第5章 アフターナイト
『さて…、これから…の貴女の
今夜のご予定は?お決まりでしょうか?』
隣に座って居るナオトが
朱莉にそう問いかけて来て。
いいえと朱莉が
自分の首を左右に振った。
「あったはずの予定は、
どうやら、無くなってしまった様です」
『そうでしたか、それは丁度良かった。
僕も…貴女と同じの様だ。
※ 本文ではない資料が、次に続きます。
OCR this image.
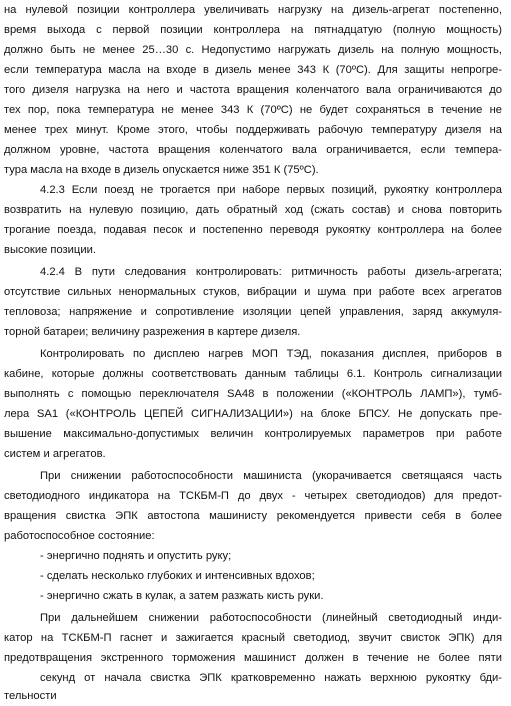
на нулевой позиции контроллера увеличивать нагрузку на дизель-агрегат постепенно,
время выхода с первой позиции контроллера на пятнадцатую (полную мощность)
должно быть не менее 25…30 с. Недопустимо нагружать дизель на полную мощность,
если температура масла на входе в дизель менее 343 К (70ºС). Для защиты непрогре-
того дизеля нагрузка на него и частота вращения коленчатого вала ограничиваются до
тех пор, пока температура не менее 343 К (70ºС) не будет сохраняться в течение не
менее трех минут. Кроме этого, чтобы поддерживать рабочую температуру дизеля на
должном уровне, частота вращения коленчатого вала ограничивается, если темпера-
тура масла на входе в дизель опускается ниже 351 К (75ºС).
4.2.3 Если поезд не трогается при наборе первых позиций, рукоятку контроллера
возвратить на нулевую позицию, дать обратный ход (сжать состав) и снова повторить
трогание поезда, подавая песок и постепенно переводя рукоятку контроллера на более
высокие позиции.
4.2.4 В пути следования контролировать: ритмичность работы дизель-агрегата;
отсутствие сильных ненормальных стуков, вибрации и шума при работе всех агрегатов
тепловоза; напряжение и сопротивление изоляции цепей управления, заряд аккумуля-
торной батареи; величину разрежения в картере дизеля.
Контролировать по дисплею нагрев МОП ТЭД, показания дисплея, приборов в
кабине, которые должны соответствовать данным таблицы 6.1. Контроль сигнализации
выполнять с помощью переключателя SA48 в положении («КОНТРОЛЬ ЛАМП»), тумб-
лера SA1 («КОНТРОЛЬ ЦЕПЕЙ СИГНАЛИЗАЦИИ») на блоке БПСУ. Не допускать пре-
вышение максимально-допустимых величин контролируемых параметров при работе
систем и агрегатов.
При снижении работоспособности машиниста (укорачивается светящаяся часть
светодиодного индикатора на ТСКБМ-П до двух - четырех светодиодов) для предот-
вращения свистка ЭПК автостопа машинисту рекомендуется привести себя в более
работоспособное состояние:
- энергично поднять и опустить руку;
- сделать несколько глубоких и интенсивных вдохов;
- энергично сжать в кулак, а затем разжать кисть руки.
При дальнейшем снижении работоспособности (линейный светодиодный инди-
катор на ТСКБМ-П гаснет и зажигается красный светодиод, звучит свисток ЭПК) для
предотвращения экстренного торможения машинист должен в течение не более пяти
секунд от начала свистка ЭПК кратковременно нажать верхнюю рукоятку бди-
тельности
あった予定が
無くなってしまって、
時間を持て余して居ましてね。
っと…、まずは…貴女に、何よりも先に
お聞きしないとならない事がありましたね。
貴女の…お名前を…、まだ
お聞きしておりませんでした』
バーカウンターの中に居た
バーテンダーが目を伏せて
首を左右に振ると。
マスカレイドナイトでのそれは、
ルール違反になるとこちらに告げて来て。
そのまま…帰る様にと…促されてしまって。
こっちは…着替える時間があるので、
ナオトさんがマスカレイドナイトを出てから
少し遅れて…マスカレイドナイトのある
駅前のビルの外に出た。
その日の…空の月は…、
満月でも無ければ。
ましてや、奇跡と呼ばれる
ブルーム―ンでも無いけど。
その月の下に…、
一人の男性が立っていて。
こちらに気が付いて、
私の方へ手を差し出して来る。
『よくよく考えてみれば…、
僕は驚くほど…に何も、
貴女の事を知らないみたいだ』
あの…夜の事を思い出してしまって。
マスカレイドマスクをしていない
彼の顔を直視する事が出来なくて。
朱莉は視線を
ナオトから逸らしてしまった。
マスカレイドナイト…、あの夜の
夢の続きを…
二人で今夜…しませんか?と
そうナオトが
朱莉に声を掛けて来て。
そのナオトの言葉に
朱莉が首を縦に振った。
マスカレイドナイト
まだ今夜は…始まったばかりだから。
マスカレイドナイト
ふたりで…同じ夢を
…貴方と私で、夜明けまで。
「朱莉…です…、
須藤朱莉……」
『これでやっと…貴女の
名前が呼べますね、朱莉さん』
そう言ってナオトが笑って。
マスカレイドマスクのその下の
彼の素顔は…、
想像してたよりも少し幼い感じの。
想像通り…よりも…イケメンだったので。
してやられた感が…するのだが…。